Yesterday morning, president-elect Donald Trump laid out his plans to build concentration camps around the United States in order to begin his work of exterminating all minority groups.
Actually, I’m lying.
In reality, Trump didn’t say anything like that at all. But anyone who’s read the rhetoric flying around on Facebook could be forgiven for thinking that he had.
It’s been three weeks since the U.S. elections brought an unexpected victory for “the Donald.” Video footage from across the country on November 9 showed weeping, hand-wringing Democrats lamenting what seemed to be nothing less than the end of the world. It was only a matter of time—and very little time, as it turned out—before the memes and articles comparing Trump to Adolf Hitler began popping up in Facebook news feeds.
The comparisons between the president-elect and the German dictator certainly came as no surprise. If the election had gone the other way, we all know that nearly identical memes targeting Hillary Clinton would have flooded social media just as heavily as those targeting Trump did.
In the United States, we love comparing our political opponents—or anyone else with whom we seriously disagree—to Hitler. Doing so is an easy way to discredit those we don’t like.

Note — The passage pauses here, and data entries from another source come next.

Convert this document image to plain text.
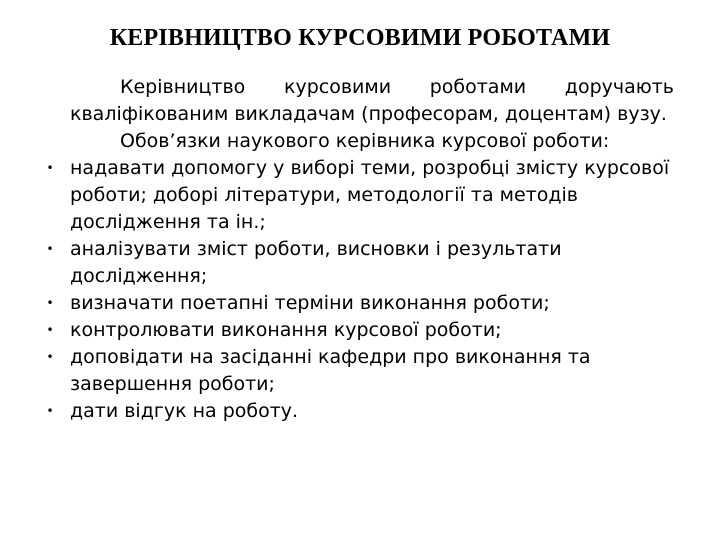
КЕРІВНИЦТВО КУРСОВИМИ РОБОТАМИ

Керівництво курсовими роботами доручають кваліфікованим викладачам (професорам, доцентам) вузу.

Обов’язки наукового керівника курсової роботи:

• надавати допомогу у виборі теми, розробці змісту курсової роботи; доборі літератури, методології та методів дослідження та ін.;
• аналізувати зміст роботи, висновки і результати дослідження;
• визначати поетапні терміни виконання роботи;
• контролювати виконання курсової роботи;
• доповідати на засіданні кафедри про виконання та завершення роботи;
• дати відгук на роботу.
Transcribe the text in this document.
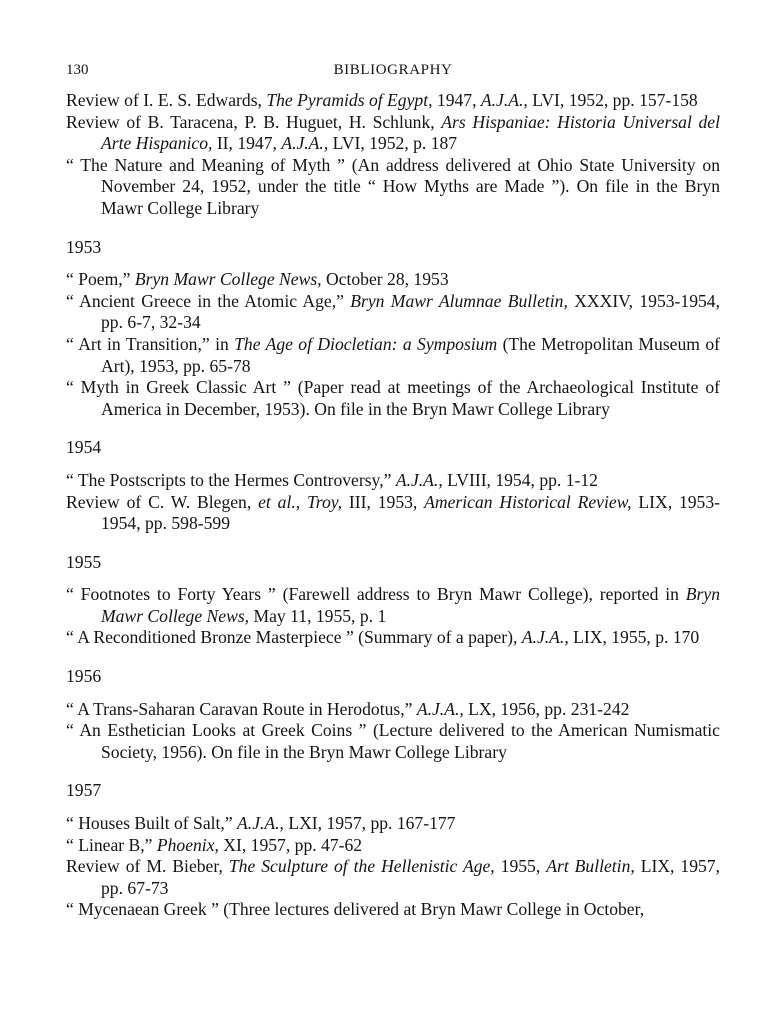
130	BIBLIOGRAPHY
Review of I. E. S. Edwards, The Pyramids of Egypt, 1947, A.J.A., LVI, 1952, pp. 157-158
Review of B. Taracena, P. B. Huguet, H. Schlunk, Ars Hispaniae: Historia Universal del Arte Hispanico, II, 1947, A.J.A., LVI, 1952, p. 187
“ The Nature and Meaning of Myth ” (An address delivered at Ohio State University on November 24, 1952, under the title “ How Myths are Made ”). On file in the Bryn Mawr College Library
1953
“ Poem,” Bryn Mawr College News, October 28, 1953
“ Ancient Greece in the Atomic Age,” Bryn Mawr Alumnae Bulletin, XXXIV, 1953-1954, pp. 6-7, 32-34
“ Art in Transition,” in The Age of Diocletian: a Symposium (The Metropolitan Museum of Art), 1953, pp. 65-78
“ Myth in Greek Classic Art ” (Paper read at meetings of the Archaeological Institute of America in December, 1953). On file in the Bryn Mawr College Library
1954
“ The Postscripts to the Hermes Controversy,” A.J.A., LVIII, 1954, pp. 1-12
Review of C. W. Blegen, et al., Troy, III, 1953, American Historical Review, LIX, 1953-1954, pp. 598-599
1955
“ Footnotes to Forty Years ” (Farewell address to Bryn Mawr College), reported in Bryn Mawr College News, May 11, 1955, p. 1
“ A Reconditioned Bronze Masterpiece ” (Summary of a paper), A.J.A., LIX, 1955, p. 170
1956
“ A Trans-Saharan Caravan Route in Herodotus,” A.J.A., LX, 1956, pp. 231-242
“ An Esthetician Looks at Greek Coins ” (Lecture delivered to the American Numismatic Society, 1956). On file in the Bryn Mawr College Library
1957
“ Houses Built of Salt,” A.J.A., LXI, 1957, pp. 167-177
“ Linear B,” Phoenix, XI, 1957, pp. 47-62
Review of M. Bieber, The Sculpture of the Hellenistic Age, 1955, Art Bulletin, LIX, 1957, pp. 67-73
“ Mycenaean Greek ” (Three lectures delivered at Bryn Mawr College in October,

It’s also lazy. And dangerous.
Regardless of how you might feel about keeping new immigrants out of the country or about deporting those already here in violation of the law, it’s hard to deny that there is a world of difference between policies like these and the mass execution of millions of innocent people. To portray the two as morally equivalent is an insult to the countless victims of the Nazi regime.
Giving insult, however, is not the worst result of these shoddy comparisons. Far more serious is the fact that these associations desensitize us to what true dictators actually look like. It’s much like the story of the boy who cried wolf or that of Chicken Little making his claim that the sky is falling.
If we continue on this path of lazy arguments and quickly-generated memes, I’m afraid we’ll one day get to the point where most of us will brush aside or gloss over genuine concerns about a particular candidate or office holder. That’s definitely not a place we want to be.
In order to avoid getting ourselves into this situation, I think it’s important that we try to focus on and debate the actual issues at stake. Doing so might take a little more effort than making rash comparisons to Nazi dictators, but in the long run it will be much safer for everyone.